Thursday, March 22, 2012

Good News: Scientists Have Settled the Issue of Whether or Not Neutrinos Have Anti-Matter – The Bad News: This Doesn’t Bring Down the Costs of a Starbucks Latte

Does Anti-matter matter?  No.  We Didn’t Think So

This Forum has often taken the scientific community to task for pursuing subjects and problems whose resolution has no bearing whatsoever on human existence and the quality of life.  We have raised the issue what good does putting men and women in space do for anyone, and whether determining why the universe is expanding at an increasing rate (simple answer:   the universe is expanding because it got a great deal on the vacant universe next door, complete with seller financing.) is really relevant.

Now we are learning that physicists are reaching some answers as to the nature of matter and anti-matter.

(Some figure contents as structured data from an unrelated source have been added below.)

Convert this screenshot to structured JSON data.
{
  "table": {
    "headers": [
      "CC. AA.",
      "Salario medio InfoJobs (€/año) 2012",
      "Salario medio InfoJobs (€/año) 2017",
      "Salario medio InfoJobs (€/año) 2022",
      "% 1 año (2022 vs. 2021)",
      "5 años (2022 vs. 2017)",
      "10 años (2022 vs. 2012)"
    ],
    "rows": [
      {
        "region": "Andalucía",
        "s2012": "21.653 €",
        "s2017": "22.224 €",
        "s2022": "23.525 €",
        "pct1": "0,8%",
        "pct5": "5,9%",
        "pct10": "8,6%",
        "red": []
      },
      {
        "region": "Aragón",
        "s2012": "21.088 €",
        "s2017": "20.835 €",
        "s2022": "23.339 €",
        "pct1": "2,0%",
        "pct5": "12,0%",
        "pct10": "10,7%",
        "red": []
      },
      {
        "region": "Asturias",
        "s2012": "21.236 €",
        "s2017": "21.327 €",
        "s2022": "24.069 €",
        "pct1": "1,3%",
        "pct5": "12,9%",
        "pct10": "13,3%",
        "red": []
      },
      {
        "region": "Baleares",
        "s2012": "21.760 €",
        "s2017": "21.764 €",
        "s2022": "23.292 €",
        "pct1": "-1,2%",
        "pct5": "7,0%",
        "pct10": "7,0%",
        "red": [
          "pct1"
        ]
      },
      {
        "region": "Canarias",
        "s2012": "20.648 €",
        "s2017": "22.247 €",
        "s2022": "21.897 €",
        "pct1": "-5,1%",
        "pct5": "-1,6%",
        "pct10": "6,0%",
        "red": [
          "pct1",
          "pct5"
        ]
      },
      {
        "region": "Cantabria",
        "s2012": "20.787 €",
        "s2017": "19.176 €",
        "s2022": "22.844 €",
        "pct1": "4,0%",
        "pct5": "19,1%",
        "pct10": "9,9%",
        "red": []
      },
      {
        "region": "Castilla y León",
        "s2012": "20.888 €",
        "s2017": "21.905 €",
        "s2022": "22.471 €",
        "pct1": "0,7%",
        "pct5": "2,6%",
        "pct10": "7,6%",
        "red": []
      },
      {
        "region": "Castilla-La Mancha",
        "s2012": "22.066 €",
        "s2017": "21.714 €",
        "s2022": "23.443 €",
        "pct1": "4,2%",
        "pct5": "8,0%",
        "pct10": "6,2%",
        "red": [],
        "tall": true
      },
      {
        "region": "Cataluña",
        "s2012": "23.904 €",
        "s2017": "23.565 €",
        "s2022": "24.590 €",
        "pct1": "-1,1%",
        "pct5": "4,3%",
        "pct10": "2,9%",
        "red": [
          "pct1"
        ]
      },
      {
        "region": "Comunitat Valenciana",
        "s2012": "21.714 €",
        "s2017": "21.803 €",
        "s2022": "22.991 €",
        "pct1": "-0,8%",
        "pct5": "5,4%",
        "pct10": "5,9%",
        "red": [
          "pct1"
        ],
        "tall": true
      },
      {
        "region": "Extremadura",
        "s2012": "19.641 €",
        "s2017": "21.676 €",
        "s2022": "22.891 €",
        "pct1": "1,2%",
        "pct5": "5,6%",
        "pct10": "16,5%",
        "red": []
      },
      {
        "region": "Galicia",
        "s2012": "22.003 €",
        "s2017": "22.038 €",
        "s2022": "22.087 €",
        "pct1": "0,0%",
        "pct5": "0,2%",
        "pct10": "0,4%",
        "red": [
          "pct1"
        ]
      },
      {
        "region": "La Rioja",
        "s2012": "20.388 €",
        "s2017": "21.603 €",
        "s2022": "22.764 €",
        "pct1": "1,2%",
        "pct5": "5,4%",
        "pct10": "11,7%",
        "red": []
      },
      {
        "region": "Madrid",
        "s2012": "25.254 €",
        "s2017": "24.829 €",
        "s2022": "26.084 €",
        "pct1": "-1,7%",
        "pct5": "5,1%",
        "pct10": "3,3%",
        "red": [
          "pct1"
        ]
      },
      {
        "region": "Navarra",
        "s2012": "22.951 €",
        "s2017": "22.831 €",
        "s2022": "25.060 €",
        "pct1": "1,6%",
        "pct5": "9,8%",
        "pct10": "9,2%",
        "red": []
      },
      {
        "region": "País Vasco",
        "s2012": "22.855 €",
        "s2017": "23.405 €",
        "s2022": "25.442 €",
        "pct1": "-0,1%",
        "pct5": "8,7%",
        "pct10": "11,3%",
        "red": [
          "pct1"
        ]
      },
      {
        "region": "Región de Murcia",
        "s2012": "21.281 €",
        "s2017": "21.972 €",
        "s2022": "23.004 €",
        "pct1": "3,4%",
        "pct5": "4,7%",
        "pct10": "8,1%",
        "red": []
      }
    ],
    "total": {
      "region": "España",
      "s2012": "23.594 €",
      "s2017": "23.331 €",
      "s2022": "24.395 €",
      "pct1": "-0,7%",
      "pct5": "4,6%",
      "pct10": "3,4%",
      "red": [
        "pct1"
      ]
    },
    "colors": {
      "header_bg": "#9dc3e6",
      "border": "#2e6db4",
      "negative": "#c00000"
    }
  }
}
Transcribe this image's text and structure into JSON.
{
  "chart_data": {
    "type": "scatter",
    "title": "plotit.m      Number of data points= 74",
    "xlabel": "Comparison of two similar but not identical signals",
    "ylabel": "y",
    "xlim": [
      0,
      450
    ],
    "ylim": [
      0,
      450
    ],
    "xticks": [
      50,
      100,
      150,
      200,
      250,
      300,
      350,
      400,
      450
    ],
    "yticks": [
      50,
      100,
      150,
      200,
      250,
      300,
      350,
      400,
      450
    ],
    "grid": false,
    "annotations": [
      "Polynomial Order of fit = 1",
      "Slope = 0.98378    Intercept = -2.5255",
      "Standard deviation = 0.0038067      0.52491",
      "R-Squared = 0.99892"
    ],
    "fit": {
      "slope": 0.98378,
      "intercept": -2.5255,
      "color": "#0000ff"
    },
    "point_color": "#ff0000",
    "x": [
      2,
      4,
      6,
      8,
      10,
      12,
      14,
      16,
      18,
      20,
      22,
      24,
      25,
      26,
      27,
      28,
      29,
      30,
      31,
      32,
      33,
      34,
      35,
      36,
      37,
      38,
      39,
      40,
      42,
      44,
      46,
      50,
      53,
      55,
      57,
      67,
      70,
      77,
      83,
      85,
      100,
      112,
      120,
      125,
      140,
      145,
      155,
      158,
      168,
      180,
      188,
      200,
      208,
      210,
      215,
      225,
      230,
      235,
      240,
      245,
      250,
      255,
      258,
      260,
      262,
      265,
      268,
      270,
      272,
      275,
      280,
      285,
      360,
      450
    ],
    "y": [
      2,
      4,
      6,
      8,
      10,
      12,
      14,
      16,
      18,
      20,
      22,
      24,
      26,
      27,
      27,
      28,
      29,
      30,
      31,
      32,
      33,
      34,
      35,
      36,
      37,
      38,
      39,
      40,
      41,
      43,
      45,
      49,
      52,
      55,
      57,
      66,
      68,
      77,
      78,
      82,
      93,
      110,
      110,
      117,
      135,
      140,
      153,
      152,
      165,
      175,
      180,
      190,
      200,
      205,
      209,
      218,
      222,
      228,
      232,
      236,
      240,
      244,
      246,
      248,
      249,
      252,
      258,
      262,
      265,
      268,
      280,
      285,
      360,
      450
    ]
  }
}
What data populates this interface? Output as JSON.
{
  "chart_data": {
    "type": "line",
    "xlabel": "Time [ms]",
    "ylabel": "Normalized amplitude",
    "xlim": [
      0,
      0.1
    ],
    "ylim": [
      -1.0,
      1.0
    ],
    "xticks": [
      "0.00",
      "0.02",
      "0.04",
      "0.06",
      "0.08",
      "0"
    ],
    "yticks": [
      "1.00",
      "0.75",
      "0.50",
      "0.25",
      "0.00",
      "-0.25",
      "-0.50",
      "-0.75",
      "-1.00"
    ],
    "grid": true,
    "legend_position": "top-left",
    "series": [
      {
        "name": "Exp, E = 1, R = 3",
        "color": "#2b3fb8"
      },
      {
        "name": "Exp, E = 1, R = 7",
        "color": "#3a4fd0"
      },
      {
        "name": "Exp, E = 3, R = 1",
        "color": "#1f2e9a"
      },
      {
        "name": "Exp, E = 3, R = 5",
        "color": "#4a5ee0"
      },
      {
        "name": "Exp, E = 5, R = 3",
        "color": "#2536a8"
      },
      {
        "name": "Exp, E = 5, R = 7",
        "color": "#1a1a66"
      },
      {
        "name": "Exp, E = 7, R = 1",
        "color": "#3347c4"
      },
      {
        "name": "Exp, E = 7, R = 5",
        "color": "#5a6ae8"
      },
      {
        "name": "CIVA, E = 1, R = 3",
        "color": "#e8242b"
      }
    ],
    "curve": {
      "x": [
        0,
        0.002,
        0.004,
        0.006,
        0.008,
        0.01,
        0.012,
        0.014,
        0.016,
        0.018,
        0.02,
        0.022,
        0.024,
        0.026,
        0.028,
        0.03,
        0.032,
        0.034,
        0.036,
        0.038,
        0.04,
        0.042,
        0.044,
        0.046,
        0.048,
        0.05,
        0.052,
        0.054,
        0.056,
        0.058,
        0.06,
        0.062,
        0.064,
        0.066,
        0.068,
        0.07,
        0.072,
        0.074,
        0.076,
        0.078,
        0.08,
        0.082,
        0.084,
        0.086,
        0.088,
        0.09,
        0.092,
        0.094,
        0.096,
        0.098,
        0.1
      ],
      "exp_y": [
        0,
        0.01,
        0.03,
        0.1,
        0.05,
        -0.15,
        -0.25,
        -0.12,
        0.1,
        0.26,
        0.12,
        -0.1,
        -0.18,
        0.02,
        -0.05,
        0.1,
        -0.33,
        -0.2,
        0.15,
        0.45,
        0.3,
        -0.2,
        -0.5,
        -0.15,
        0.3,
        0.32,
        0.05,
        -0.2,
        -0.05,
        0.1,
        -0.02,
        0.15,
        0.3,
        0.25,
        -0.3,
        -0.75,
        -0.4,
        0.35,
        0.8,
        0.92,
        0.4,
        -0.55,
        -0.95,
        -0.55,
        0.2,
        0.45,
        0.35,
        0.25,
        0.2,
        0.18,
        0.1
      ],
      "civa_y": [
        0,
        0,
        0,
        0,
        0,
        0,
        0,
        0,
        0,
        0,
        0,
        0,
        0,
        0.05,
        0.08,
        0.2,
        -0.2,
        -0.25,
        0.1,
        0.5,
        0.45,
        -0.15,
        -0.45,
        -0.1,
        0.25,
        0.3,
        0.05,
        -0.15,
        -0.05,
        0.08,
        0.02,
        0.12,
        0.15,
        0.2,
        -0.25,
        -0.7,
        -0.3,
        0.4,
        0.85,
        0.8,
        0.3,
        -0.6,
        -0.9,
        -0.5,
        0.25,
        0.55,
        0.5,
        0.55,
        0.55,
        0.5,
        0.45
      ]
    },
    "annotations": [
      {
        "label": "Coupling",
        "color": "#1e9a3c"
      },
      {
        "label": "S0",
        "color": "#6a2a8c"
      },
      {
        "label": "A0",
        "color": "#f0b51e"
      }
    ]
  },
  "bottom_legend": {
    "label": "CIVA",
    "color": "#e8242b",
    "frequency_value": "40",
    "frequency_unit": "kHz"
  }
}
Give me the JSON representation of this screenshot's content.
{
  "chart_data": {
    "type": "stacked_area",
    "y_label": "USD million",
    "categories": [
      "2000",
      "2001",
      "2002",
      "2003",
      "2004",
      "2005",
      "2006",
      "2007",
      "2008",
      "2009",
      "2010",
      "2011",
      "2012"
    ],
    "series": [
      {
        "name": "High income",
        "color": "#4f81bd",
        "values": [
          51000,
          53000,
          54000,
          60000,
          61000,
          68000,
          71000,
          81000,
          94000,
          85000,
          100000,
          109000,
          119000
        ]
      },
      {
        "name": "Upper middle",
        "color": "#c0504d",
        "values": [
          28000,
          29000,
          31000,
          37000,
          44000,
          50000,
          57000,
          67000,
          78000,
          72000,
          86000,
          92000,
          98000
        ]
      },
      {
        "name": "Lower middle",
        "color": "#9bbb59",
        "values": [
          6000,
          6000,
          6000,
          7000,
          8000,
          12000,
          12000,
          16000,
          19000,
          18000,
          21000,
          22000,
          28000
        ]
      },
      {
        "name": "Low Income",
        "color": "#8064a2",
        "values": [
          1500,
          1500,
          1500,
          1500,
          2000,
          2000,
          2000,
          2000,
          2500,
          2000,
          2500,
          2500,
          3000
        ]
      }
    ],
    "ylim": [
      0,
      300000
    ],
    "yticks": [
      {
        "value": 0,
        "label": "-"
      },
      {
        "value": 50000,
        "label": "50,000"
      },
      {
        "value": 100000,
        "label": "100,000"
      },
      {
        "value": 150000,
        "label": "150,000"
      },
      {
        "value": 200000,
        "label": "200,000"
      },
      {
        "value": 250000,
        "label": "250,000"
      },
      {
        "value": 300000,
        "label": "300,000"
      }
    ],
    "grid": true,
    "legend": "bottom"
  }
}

No We Don't Know What This is Either

HOT on the heels of results from Fermilab, in America, which reported last week on an esoteric phenomenon called charge-conjugation/parity (CP) violation involving equally esoteric subatomic particles known as D0-mesons, a second research group, the Daya Bay Collaboration of more than 40 institutions, mainly from China and America, has found a related result involving neutrinos.

Okay, The Dismal Political Economist has no idea what any of that means either, but if knowledge and comprehension were a requirement for commentary Fox News would have shut down years ago. 

Apparently the issue involves how and why neutrinos oscillate (maybe these are very young particles, and just can’t sit still).   Maybe this later statement in the report will clear things up.

The way neutrinos oscillate is described by three numbers called mixing angles, which determine how likely this spot-changing is for any pair of flavours. Two of the angles have been known for some time. The remaining one, theta-13, which governs the relationship between electron- and tau-neutrinos, has proved elusive. Last year two experiments, T2K in Japan and MINOS in America, found hints of what it might be. The results from Daya Bay have at last allowed it to be determined accurately. To many physicists’ relief, they have confirmed that it is not zero. This is crucial, because if it had been zero they would have no experimental purchase on a fourth parameter, called delta.

So physics can now go on to study a fourth parameter called delta.  Well hurray for them, and if they manage to solve the problem of world hunger in the process, well, we will be all the more happier for them.